In a previous e-bulletin we started to explore the concept of using AI as AT. We learned that there are many ways in which this new technology can be helpful to students, professionals, persons with disabilities, and beyond. We discovered that AI chatbots were even better at finding and synthesizing information than a traditional browser, and that the flexible, conversational nature of this technology is ideal for diving into a variety of complicated subjects. With that in mind, we are going to dive even deeper into what these chatbots are capable of as well as identifying and comparing the top three chatbots on the market right now.
Copilot (new window)
Copilot is a powerful AI tool that clearly makes good use of Microsoft’s vast repository of information. And while the app is perfectly capable of creating stories and songs and other creative elements, coding is where it shines above the rest. With instant access to GitHub (an open source coding platform) Copilot is able to suggest and create complex strings of code, thus saving developers and students hours and hours of work.
Gemini (new window)
Formally known as Bard, Gemini is Google’s entry into the world of chatbots. As the former name suggests, the app is great at creating original content that ranges from complex code to flowery poetry. It also does both of those things very well, so you could say that Gemini is a bit of a “jack of all trades” within the world of AI chatbots. Gemini also boasts a particularly interesting feature that the other chatbots do not yet have. With this app, users can actually upload photos instead of text as a prompt. In testing this feature, I uploaded a picture I had taken of two iPhones and asked, “What is this?”. The AI correctly identified the two phones and even compared the unique features that each phone possessed.
ChatGPT (new window)
If you’re looking for someone to talk to, ChatGPT is the winner. This app excels at conversation and is the best choice for creating text that actually seems like it might have come from a human. If you are looking at creating or editing written content, ChatGPT is the best choice. The app also does a fantastic job of breaking down complex information into digestible and well-formatted chunks of text. I find this app does the best job of providing users with the information they need without being bogged down with too many superfluous details.

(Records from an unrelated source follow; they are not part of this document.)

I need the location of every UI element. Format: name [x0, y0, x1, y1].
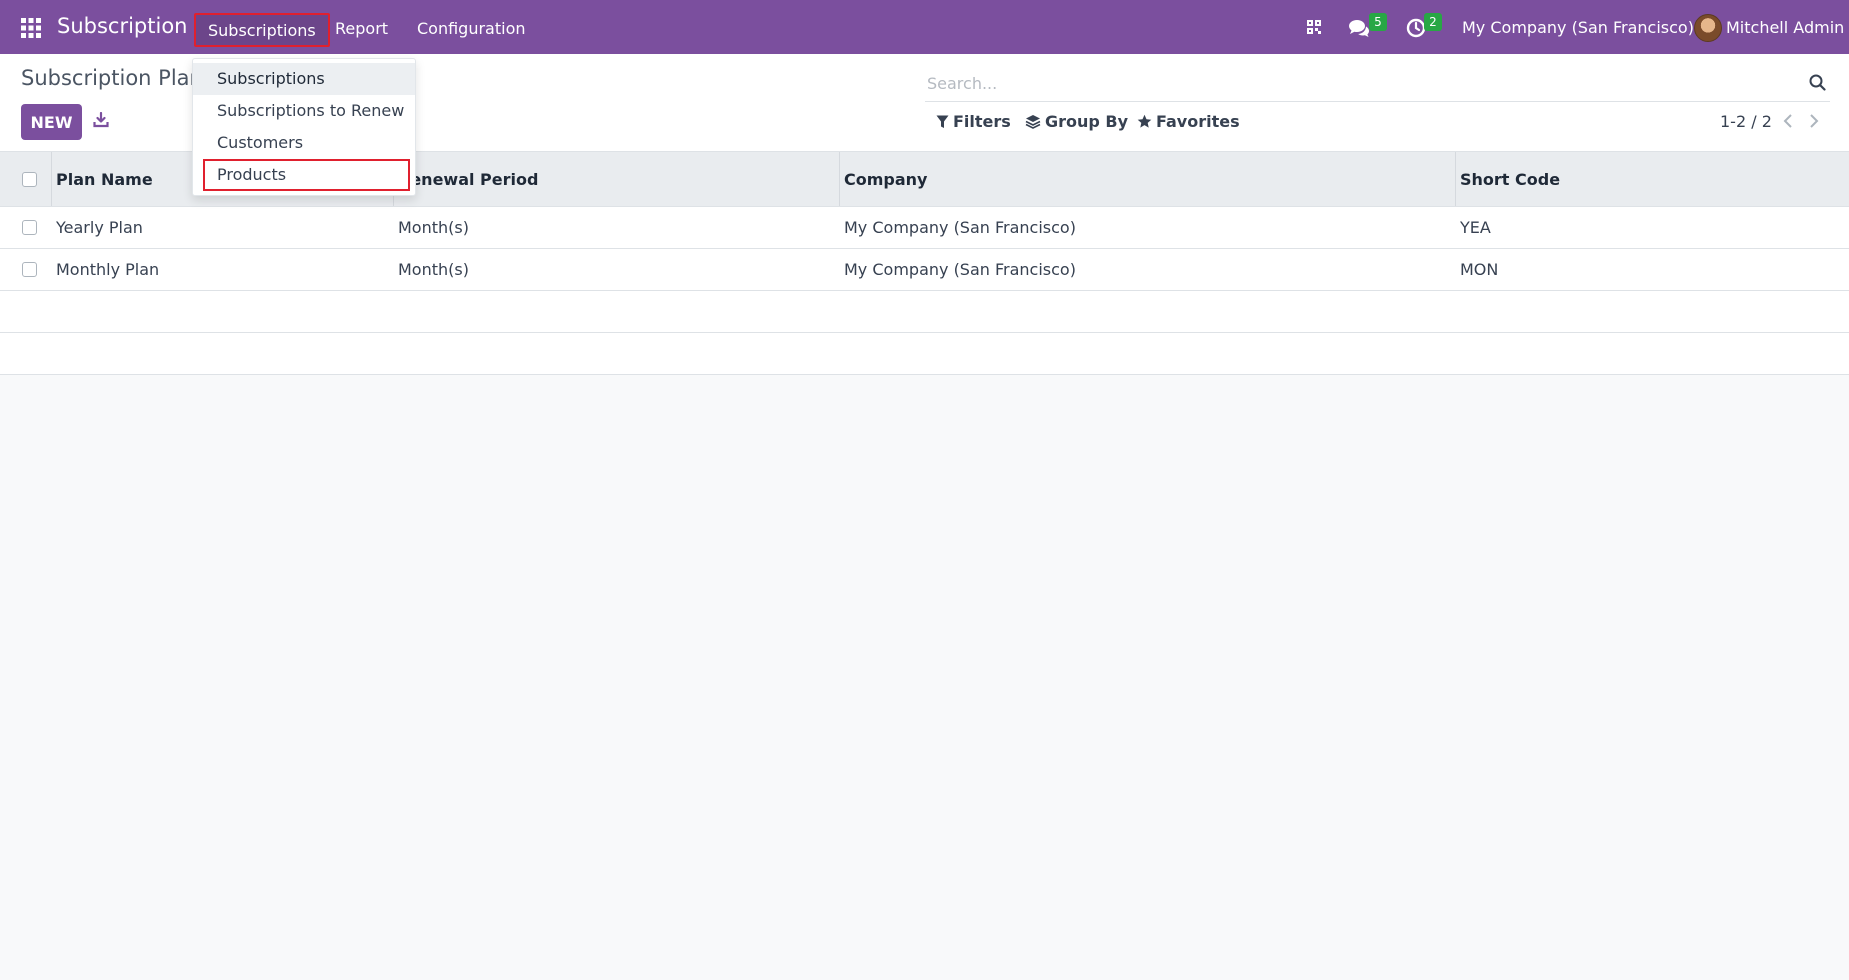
group-by-label: Group By: [1045, 112, 1129, 131]
select-all-checkbox[interactable]: [22, 172, 37, 187]
clock-icon[interactable]: [1406, 18, 1426, 42]
user-menu[interactable]: Mitchell Admin: [1726, 18, 1844, 37]
top-navbar: Subscription Subscriptions Report Config…: [0, 0, 1849, 54]
empty-row: [0, 291, 1849, 333]
activities-badge: 2: [1424, 13, 1442, 31]
breadcrumb: Subscription Plan: [21, 66, 203, 90]
layers-icon: [1025, 115, 1041, 129]
menu-report[interactable]: Report: [323, 13, 400, 47]
renewal-period-cell[interactable]: Month(s): [394, 207, 469, 248]
app-name[interactable]: Subscription: [57, 14, 187, 38]
pager-value[interactable]: 1-2 / 2: [1720, 112, 1772, 131]
table-row[interactable]: Monthly Plan Month(s) My Company (San Fr…: [0, 249, 1849, 291]
table-row[interactable]: Yearly Plan Month(s) My Company (San Fra…: [0, 207, 1849, 249]
download-icon[interactable]: [93, 111, 109, 132]
qr-code-icon[interactable]: [1306, 19, 1322, 39]
empty-row: [0, 333, 1849, 375]
plan-name-cell[interactable]: Monthly Plan: [52, 249, 159, 290]
menu-subscriptions[interactable]: Subscriptions: [194, 13, 330, 47]
dropdown-item-subscriptions-to-renew[interactable]: Subscriptions to Renew: [193, 95, 415, 127]
dropdown-item-customers[interactable]: Customers: [193, 127, 415, 159]
dropdown-item-subscriptions[interactable]: Subscriptions: [193, 63, 415, 95]
favorites-button[interactable]: Favorites: [1137, 112, 1240, 131]
filter-icon: [936, 115, 949, 128]
avatar[interactable]: [1694, 14, 1722, 42]
filters-label: Filters: [953, 112, 1011, 131]
short-code-cell[interactable]: MON: [1456, 249, 1498, 290]
plan-name-cell[interactable]: Yearly Plan: [52, 207, 143, 248]
apps-grid-icon[interactable]: [20, 17, 42, 39]
filters-button[interactable]: Filters: [936, 112, 1011, 131]
new-button[interactable]: NEW: [21, 104, 82, 140]
chat-icon[interactable]: [1348, 18, 1370, 42]
company-cell[interactable]: My Company (San Francisco): [840, 207, 1076, 248]
favorites-label: Favorites: [1156, 112, 1240, 131]
row-checkbox[interactable]: [22, 220, 37, 235]
search-icon[interactable]: [1809, 74, 1826, 95]
dropdown-item-products[interactable]: Products: [203, 159, 410, 191]
star-icon: [1137, 114, 1152, 128]
column-header-company[interactable]: Company: [840, 152, 927, 206]
pager-next-icon[interactable]: [1809, 112, 1819, 133]
company-cell[interactable]: My Company (San Francisco): [840, 249, 1076, 290]
search-input[interactable]: [927, 70, 1787, 96]
row-checkbox[interactable]: [22, 262, 37, 277]
company-switcher[interactable]: My Company (San Francisco): [1462, 18, 1694, 37]
column-header-short-code[interactable]: Short Code: [1456, 152, 1560, 206]
group-by-button[interactable]: Group By: [1025, 112, 1128, 131]
column-header-plan-name[interactable]: Plan Name: [52, 152, 153, 206]
messages-badge: 5: [1369, 13, 1387, 31]
short-code-cell[interactable]: YEA: [1456, 207, 1491, 248]
search-bar: [925, 64, 1830, 102]
menu-configuration[interactable]: Configuration: [405, 13, 538, 47]
subscriptions-dropdown-menu: Subscriptions Subscriptions to Renew Cus…: [192, 58, 416, 196]
pager-prev-icon[interactable]: [1783, 112, 1793, 133]
renewal-period-cell[interactable]: Month(s): [394, 249, 469, 290]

In terms of built-in accessibility, Gemini and Copilot both offer built-in speech-to-text functionality whereas ChatGPT does not. On the other hand, ChatGPT offers a built-in read aloud feature where the other two do not. But since read aloud can be toggled via Edge, this isn’t much of an advantage accessibility-wise, which puts Gemini and Copilot ahead of ChatGPT when it comes to overall accessibility. To explore these apps even further, click the bolded titles above to be redirected to each respective chatbot.

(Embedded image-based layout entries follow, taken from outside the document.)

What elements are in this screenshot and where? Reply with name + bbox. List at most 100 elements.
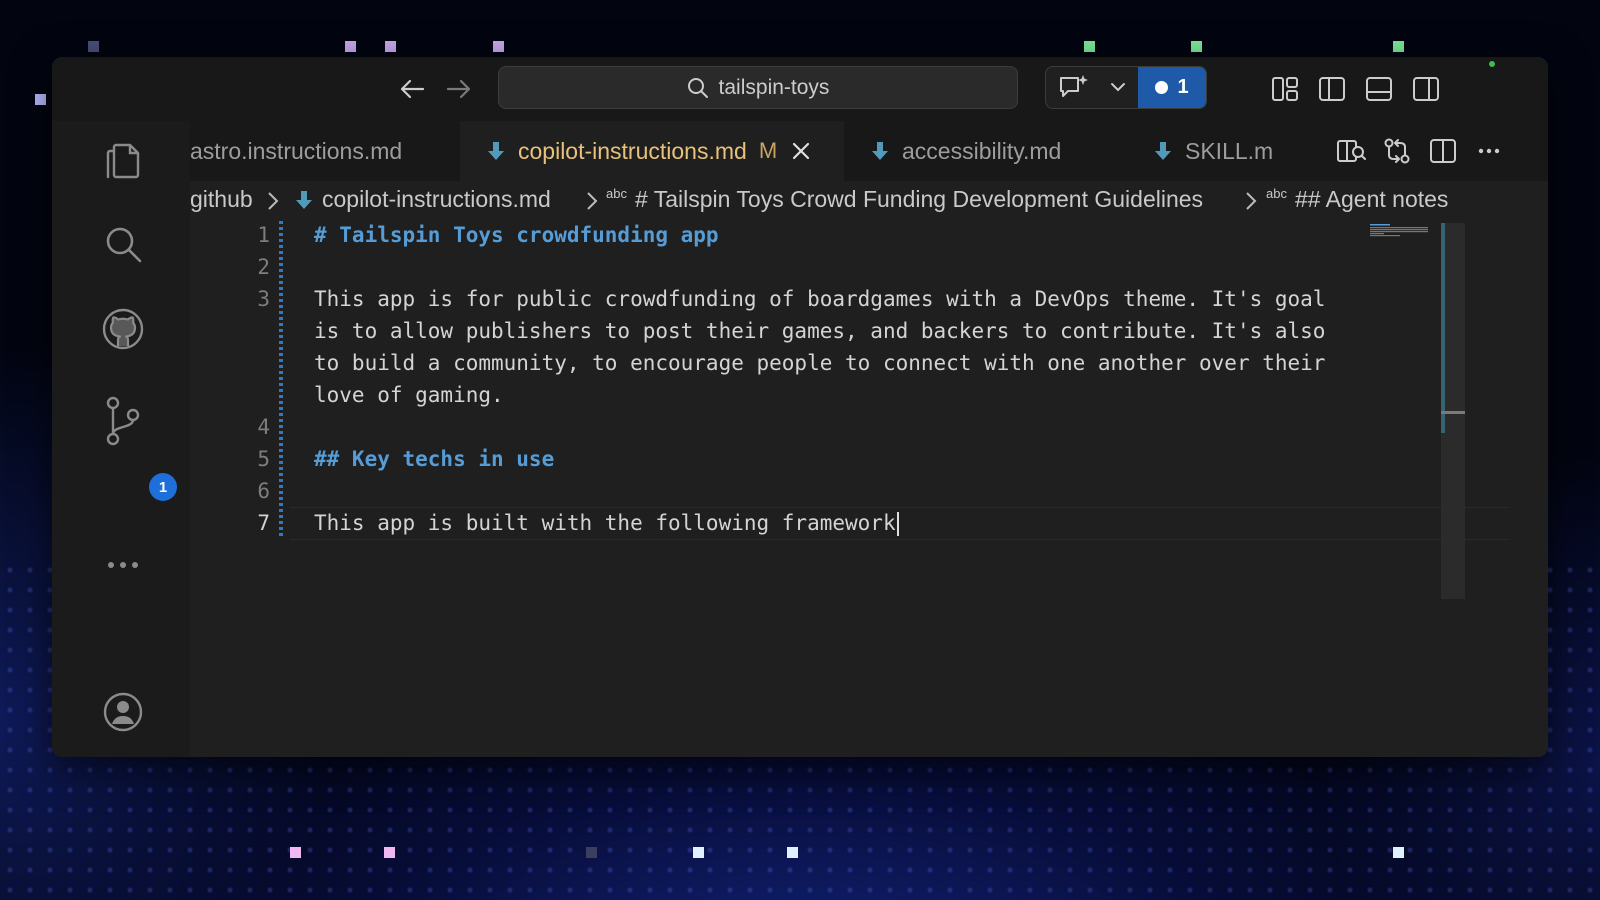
copilot-control-group: 1 <box>1045 66 1207 109</box>
tab-label: accessibility.md <box>902 137 1062 164</box>
editor-actions <box>1328 121 1548 181</box>
open-preview-button[interactable] <box>1334 134 1368 168</box>
status-dot-icon <box>1155 81 1169 94</box>
bg-pixel <box>384 847 395 858</box>
breadcrumb-heading-2-label: ## Agent notes <box>1294 186 1449 212</box>
compare-changes-icon <box>1384 138 1410 164</box>
code-line: # Tailspin Toys crowdfunding app <box>314 223 719 247</box>
chevron-down-icon <box>1111 83 1125 92</box>
scrollbar-cursor-marker <box>1441 411 1465 414</box>
tab-accessibility[interactable]: accessibility.md <box>844 121 1127 181</box>
code-line-current: This app is built with the following fra… <box>314 511 899 536</box>
tab-astro-instructions[interactable]: astro.instructions.md <box>190 121 460 181</box>
tab-label: SKILL.m <box>1185 137 1274 164</box>
breadcrumb-heading-1-label: # Tailspin Toys Crowd Funding Developmen… <box>634 186 1204 212</box>
bg-pixel <box>345 41 356 52</box>
line-number: 5 <box>257 447 270 471</box>
split-editor-icon <box>1430 139 1456 163</box>
line-number: 3 <box>257 287 270 311</box>
tab-label: copilot-instructions.md <box>518 137 747 164</box>
ellipsis-icon <box>1478 148 1500 154</box>
back-button[interactable] <box>396 73 428 105</box>
ellipsis-icon <box>108 562 138 568</box>
code-line: to build a community, to encourage peopl… <box>314 351 1326 375</box>
line-number: 1 <box>257 223 270 247</box>
preview-icon <box>1337 140 1366 162</box>
pending-changes-badge[interactable]: 1 <box>1138 67 1206 108</box>
editor-tab-bar: astro.instructions.md copilot-instructio… <box>190 121 1548 181</box>
breadcrumb-heading-2[interactable]: abc ## Agent notes <box>1266 186 1448 213</box>
github-button[interactable] <box>101 307 145 351</box>
copilot-dropdown-button[interactable] <box>1104 71 1132 103</box>
more-actions-button[interactable] <box>1472 134 1506 168</box>
bg-pixel <box>1084 41 1095 52</box>
bg-pixel <box>1191 41 1202 52</box>
accounts-button[interactable] <box>101 690 145 734</box>
source-control-icon <box>106 396 140 446</box>
code-line-text: This app is built with the following fra… <box>314 511 896 535</box>
breadcrumb-heading-1[interactable]: abc # Tailspin Toys Crowd Funding Develo… <box>606 186 1203 213</box>
bg-pixel <box>1393 847 1404 858</box>
split-editor-button[interactable] <box>1426 134 1460 168</box>
panel-bottom-icon <box>1366 77 1392 101</box>
chevron-right-icon <box>1246 192 1257 210</box>
command-center-search[interactable]: tailspin-toys <box>498 66 1018 109</box>
tab-close-button[interactable] <box>789 139 813 163</box>
open-changes-button[interactable] <box>1380 134 1414 168</box>
code-line: ## Key techs in use <box>314 447 555 471</box>
more-views-button[interactable] <box>101 543 145 587</box>
breadcrumb-file-label: copilot-instructions.md <box>322 186 551 212</box>
string-symbol-icon: abc <box>606 186 627 201</box>
layout-grid-icon <box>1272 77 1298 101</box>
chevron-right-icon <box>268 192 279 210</box>
text-cursor <box>896 512 899 536</box>
markdown-file-icon <box>1153 140 1173 162</box>
bg-pixel <box>787 847 798 858</box>
search-view-button[interactable] <box>101 222 145 266</box>
line-number: 4 <box>257 415 270 439</box>
toggle-primary-sidebar-button[interactable] <box>1315 72 1349 106</box>
forward-button[interactable] <box>443 73 475 105</box>
bg-pixel <box>586 847 597 858</box>
markdown-file-icon <box>296 190 312 209</box>
scrollbar-thumb[interactable] <box>1441 223 1445 433</box>
github-icon <box>102 308 144 350</box>
explorer-button[interactable] <box>101 137 145 181</box>
copilot-chat-button[interactable] <box>1054 71 1094 103</box>
toggle-secondary-sidebar-button[interactable] <box>1409 72 1443 106</box>
title-bar: tailspin-toys 1 <box>52 57 1548 122</box>
breadcrumb-folder[interactable]: github <box>190 186 253 213</box>
minimap[interactable] <box>1370 223 1430 237</box>
toggle-panel-button[interactable] <box>1362 72 1396 106</box>
sidebar-right-icon <box>1413 77 1439 101</box>
sidebar-left-icon <box>1319 77 1345 101</box>
arrow-right-icon <box>446 79 471 99</box>
bg-pixel <box>493 41 504 52</box>
bg-pixel <box>290 847 301 858</box>
activity-bar: 1 <box>52 121 190 757</box>
string-symbol-icon: abc <box>1266 186 1287 201</box>
source-control-button[interactable] <box>101 391 145 451</box>
account-icon <box>103 692 143 732</box>
line-number: 2 <box>257 255 270 279</box>
modified-lines-gutter-indicator <box>279 221 283 539</box>
bg-pixel <box>88 41 99 52</box>
chevron-right-icon <box>587 192 598 210</box>
bg-pixel <box>35 94 46 105</box>
bg-pixel <box>385 41 396 52</box>
markdown-file-icon <box>486 140 506 162</box>
line-number: 6 <box>257 479 270 503</box>
status-indicator-dot <box>1489 61 1495 67</box>
breadcrumb-file[interactable]: copilot-instructions.md <box>294 186 551 213</box>
search-text: tailspin-toys <box>718 75 830 99</box>
tab-skill[interactable]: SKILL.m <box>1127 121 1327 181</box>
text-editor[interactable]: 1 2 3 4 5 6 7 # Tailspin Toys crowdfundi… <box>190 221 1548 757</box>
breadcrumb: github copilot-instructions.md abc # Tai… <box>190 181 1548 221</box>
customize-layout-button[interactable] <box>1268 72 1302 106</box>
close-icon <box>793 142 810 160</box>
vscode-window: tailspin-toys 1 1 astro.instructions.md … <box>52 57 1548 757</box>
search-icon <box>106 227 142 263</box>
modified-indicator: M <box>758 138 778 163</box>
bg-pixel <box>1393 41 1404 52</box>
tab-copilot-instructions[interactable]: copilot-instructions.md M <box>460 121 844 181</box>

I’m surprised Perplexity.ai didn’t make the list.
It’s quickly become my go-to, especially since the paid version allows access to ChatGPT-4 Turbo, Claude 3 Sonnet & Opus, Mistral Large, and Perplexity’s own model as well as Dall-e and Stable Diffusion for images.
It also provides sources, and allows you to specify the focus of its search eg writing won’t search the internet, academic will search academic sources, Reddit searches, you guessed it, Reddit, and YouTube which allows you to search YouTube content.
That’s huge, honestly we hadn’t had a chance to try Perplexity, but clearly we’ll have to now!